Travaux mal réalisés par un artisan : quels sont vos droits ?
Carrelage qui se descelle, peinture qui cloque, infiltrations après une rénovation de toiture, installation électrique non conforme : les malfaçons sur un chantier sont une source fréquente de litiges entre particuliers et artisans. La loi française protège pourtant solidement le client grâce à un dispositif de garanties légales et à l'obligation, pour l'entrepreneur, d'exécuter les travaux conformément aux règles de l'art. Avant d'envisager une action en justice, une réclamation écrite et structurée permet le plus souvent d'obtenir la reprise des désordres à l'amiable.
Le cadre légal : trois garanties à connaître
Selon la nature et la gravité du défaut, ainsi que le délai écoulé depuis la fin des travaux, trois garanties légales peuvent être invoquées.
La garantie de parfait achèvement
Prévue par l'article 1792-6 du Code civil, elle oblige l'artisan à réparer, pendant un an à compter de la réception des travaux, tous les désordres signalés, qu'ils aient été mentionnés dans le procès-verbal de réception ou révélés ensuite. C'est la garantie la plus large dans la première année.
La garantie biennale de bon fonctionnement
Issue de l'article 1792-3 du Code civil, elle couvre pendant deux ans les éléments d'équipement dissociables de l'ouvrage : chaudière, radiateurs, volets, robinetterie, interphone. Si l'un de ces équipements cesse de fonctionner correctement, l'artisan doit le réparer ou le remplacer.
La garantie décennale
L'article 1792 du Code civil impose une garantie de dix ans pour les dommages les plus graves, ceux qui compromettent la solidité de l'ouvrage ou le rendent impropre à sa destination : fissures importantes, effondrement, infiltrations rendant un local inhabitable, défaut d'étanchéité de la toiture.
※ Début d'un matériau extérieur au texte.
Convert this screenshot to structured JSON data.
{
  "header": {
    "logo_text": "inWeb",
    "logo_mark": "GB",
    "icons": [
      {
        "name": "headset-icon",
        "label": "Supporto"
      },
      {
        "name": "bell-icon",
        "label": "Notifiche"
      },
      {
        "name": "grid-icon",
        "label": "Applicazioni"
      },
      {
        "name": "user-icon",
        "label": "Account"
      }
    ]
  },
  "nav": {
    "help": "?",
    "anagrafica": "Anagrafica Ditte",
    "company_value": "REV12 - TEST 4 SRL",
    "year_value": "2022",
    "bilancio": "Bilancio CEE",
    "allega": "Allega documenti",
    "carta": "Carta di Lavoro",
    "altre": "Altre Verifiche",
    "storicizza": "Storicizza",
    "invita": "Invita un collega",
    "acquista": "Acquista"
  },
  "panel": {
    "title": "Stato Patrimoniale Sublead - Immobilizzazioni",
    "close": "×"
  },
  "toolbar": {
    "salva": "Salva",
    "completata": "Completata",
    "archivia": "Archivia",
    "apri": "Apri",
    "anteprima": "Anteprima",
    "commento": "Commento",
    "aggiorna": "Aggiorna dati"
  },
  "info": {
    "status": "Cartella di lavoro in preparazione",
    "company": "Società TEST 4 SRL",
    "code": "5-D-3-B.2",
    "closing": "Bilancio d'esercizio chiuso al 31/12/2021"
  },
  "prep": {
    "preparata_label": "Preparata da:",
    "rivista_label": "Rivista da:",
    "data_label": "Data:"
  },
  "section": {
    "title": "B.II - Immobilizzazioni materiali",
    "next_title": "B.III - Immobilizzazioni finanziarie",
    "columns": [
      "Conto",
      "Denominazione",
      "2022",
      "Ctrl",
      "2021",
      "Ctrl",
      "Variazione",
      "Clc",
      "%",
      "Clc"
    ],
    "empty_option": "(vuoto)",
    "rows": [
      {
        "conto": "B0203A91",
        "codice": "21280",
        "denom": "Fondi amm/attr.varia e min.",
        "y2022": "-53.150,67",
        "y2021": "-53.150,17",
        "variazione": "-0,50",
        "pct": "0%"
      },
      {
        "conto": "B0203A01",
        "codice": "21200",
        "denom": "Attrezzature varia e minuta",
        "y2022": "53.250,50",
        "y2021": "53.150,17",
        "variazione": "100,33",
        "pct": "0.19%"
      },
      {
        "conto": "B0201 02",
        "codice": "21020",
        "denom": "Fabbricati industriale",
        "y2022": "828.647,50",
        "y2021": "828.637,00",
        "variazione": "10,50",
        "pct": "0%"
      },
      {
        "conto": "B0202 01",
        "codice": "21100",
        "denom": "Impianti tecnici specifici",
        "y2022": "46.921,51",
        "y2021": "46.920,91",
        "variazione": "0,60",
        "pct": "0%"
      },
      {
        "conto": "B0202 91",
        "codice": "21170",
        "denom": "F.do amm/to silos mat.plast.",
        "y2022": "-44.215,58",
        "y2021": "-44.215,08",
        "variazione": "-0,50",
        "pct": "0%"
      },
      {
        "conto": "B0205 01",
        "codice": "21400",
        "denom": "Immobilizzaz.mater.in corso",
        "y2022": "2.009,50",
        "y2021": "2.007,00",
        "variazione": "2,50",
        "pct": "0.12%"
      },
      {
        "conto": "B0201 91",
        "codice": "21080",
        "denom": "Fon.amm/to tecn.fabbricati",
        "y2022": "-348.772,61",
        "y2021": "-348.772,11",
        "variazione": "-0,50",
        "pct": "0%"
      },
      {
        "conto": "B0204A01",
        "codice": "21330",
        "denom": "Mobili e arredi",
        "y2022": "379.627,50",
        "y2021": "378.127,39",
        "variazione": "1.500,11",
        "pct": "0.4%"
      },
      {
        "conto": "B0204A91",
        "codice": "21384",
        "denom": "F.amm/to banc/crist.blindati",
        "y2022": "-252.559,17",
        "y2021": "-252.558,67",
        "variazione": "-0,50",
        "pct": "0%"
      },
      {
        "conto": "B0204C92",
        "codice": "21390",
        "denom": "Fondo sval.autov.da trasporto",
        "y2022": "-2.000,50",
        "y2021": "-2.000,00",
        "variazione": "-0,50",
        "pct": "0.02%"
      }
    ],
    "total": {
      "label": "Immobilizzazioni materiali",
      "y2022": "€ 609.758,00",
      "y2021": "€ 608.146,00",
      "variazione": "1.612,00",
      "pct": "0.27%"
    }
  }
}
L'artisan est tenu de souscrire une assurance décennale, dont l'attestation doit figurer sur le devis et la facture.
En dehors de ces garanties spéciales, vous pouvez toujours invoquer la responsabilité contractuelle de droit commun (article 1231-1 du Code civil) lorsque les travaux ne respectent pas le devis ou les règles de l'art.
La procédure à suivre étape par étape
- Constater et documenter les malfaçons par des photos datées, et idéalement par un constat d'huissier (commissaire de justice) ou un rapport d'artisan tiers.
- Adresser une mise en demeure par lettre recommandée avec accusé de réception, décrivant précisément les désordres et fixant un délai raisonnable de reprise (souvent 15 jours).
- Saisir le médiateur de la consommation dont dépend l'artisan en l'absence de réponse (article L612-1 du Code de la consommation), démarche gratuite et obligatoirement proposée par le professionnel.
- Demander une expertise judiciaire au juge (article 145 du Code de procédure civile) pour faire chiffrer les désordres et établir les responsabilités.
- Saisir le tribunal compétent si aucune solution amiable n'aboutit.
Les pièces à réunir
- Le devis signé et la facture acquittée mentionnant le détail des prestations.
- Le procès-verbal de réception des travaux, avec ou sans réserves.
- Les photographies datées et tout constat d'huissier des désordres.
- Les échanges écrits avec l'artisan (courriels, SMS, courriers).
- L'attestation d'assurance décennale figurant sur les documents commerciaux.
- Le cas échéant, le contrat d'assurance dommages-ouvrage du logement.
Les erreurs à éviter
- Réclamer oralement uniquement : sans écrit recommandé, vous ne pourrez pas prouver votre démarche ni faire courir les délais.
- Régler la totalité de la facture avant d'avoir vérifié la conformité des travaux : une retenue de garantie ou la conservation du solde renforce votre position.
- Faire reprendre les travaux par une autre entreprise sans avoir laissé à l'artisan la possibilité de réparer : cela peut vous priver d'une partie de l'indemnisation.
- Laisser passer les délais : un an pour le parfait achèvement, deux ans pour le bon fonctionnement, dix ans pour la décennale, à compter de la réception.
Les recours en cas d'échec amiable
Si la médiation n'aboutit pas, le tribunal compétent dépend du montant en jeu : le tribunal de proximité pour les litiges jusqu'à 10 000 €, le tribunal judiciaire au-delà. Pour les demandes dont le montant est inférieur ou égal à 5 000 €, une tentative préalable de conciliation, de médiation ou de procédure participative est en principe exigée avant toute saisine, à peine d'irrecevabilité de la demande. L'expertise judiciaire reste l'outil central pour établir la réalité des malfaçons et chiffrer la reprise. Si l'artisan a disparu ou est insolvable, l'assurance décennale ou votre assurance dommages-ouvrage peuvent prendre le relais. Enfin, en cas de pratique frauduleuse manifeste, vous pouvez signaler l'entreprise à la DGCCRF.